Following the Text Gradient at Scale
2 days ago
- #Feedback Optimization
- #Machine Learning
- #Reinforcement Learning
- Reinforcement learning (RL) algorithms currently discard rich feedback, compressing it into a single scalar reward, creating a 'scalar bottleneck' that hinders learning efficiency.
- Rich feedback, such as natural-language critiques or detailed evaluations, provides actionable information that enables targeted improvements, reducing the need for extensive trial-and-error.
- An emerging paradigm in learning avoids this bottleneck by using structured feedback directly, exemplified by methods like Feedback Descent, which outperforms specialized RL in domains like molecular design and prompt optimization.
- Feedback Descent utilizes two components: evaluators that provide detailed textual feedback and editors (LLMs) that revise artifacts based on accumulated feedback, forming an iterative loop for improvement.

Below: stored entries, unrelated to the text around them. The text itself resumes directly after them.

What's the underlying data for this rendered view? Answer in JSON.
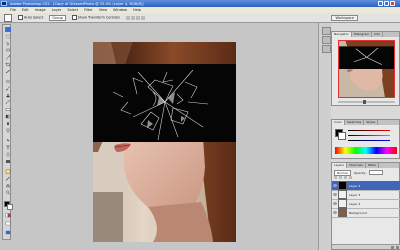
{
  "window": {
    "title": "Adobe Photoshop CS2 - [Copy of GlassedPhoto @ 25.4% (Layer 4, RGB/8)]"
  },
  "menu": [
    "File",
    "Edit",
    "Image",
    "Layer",
    "Select",
    "Filter",
    "View",
    "Window",
    "Help"
  ],
  "options": {
    "auto_select_label": "Auto Select",
    "auto_select_value": "Group",
    "transform_label": "Show Transform Controls",
    "workspace_label": "Workspace"
  },
  "panels": {
    "navigator_tabs": [
      "Navigator",
      "Histogram",
      "Info"
    ],
    "color_tabs": [
      "Color",
      "Swatches",
      "Styles"
    ],
    "layers_tabs": [
      "Layers",
      "Channels",
      "Paths"
    ],
    "layers_blend": "Normal",
    "layers_opacity_label": "Opacity:",
    "layers": [
      {
        "name": "Layer 4",
        "selected": true
      },
      {
        "name": "Layer 3",
        "selected": false
      },
      {
        "name": "Layer 2",
        "selected": false
      },
      {
        "name": "Background",
        "selected": false
      }
    ]
  },
  "colors": {
    "title_bar": "#2c5fc4",
    "selection": "#3f66b8",
    "canvas_bg": "#c6c6c6"
  },
  "icons": [
    "photoshop-logo-icon",
    "minimize-icon",
    "maximize-icon",
    "close-icon",
    "eye-icon"
  ]
}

- In tests across domains (molecular design, SVG optimization, prompt optimization), Feedback Descent matched or exceeded state-of-the-art methods, demonstrating sample efficiency and cross-domain applicability without task-specific modifications.
- Text-based optimization suggests learning can occur in 'semantic space' through accumulating textual artifacts, offering advantages in continual learning by avoiding pitfalls like catastrophic forgetting associated with weight updates.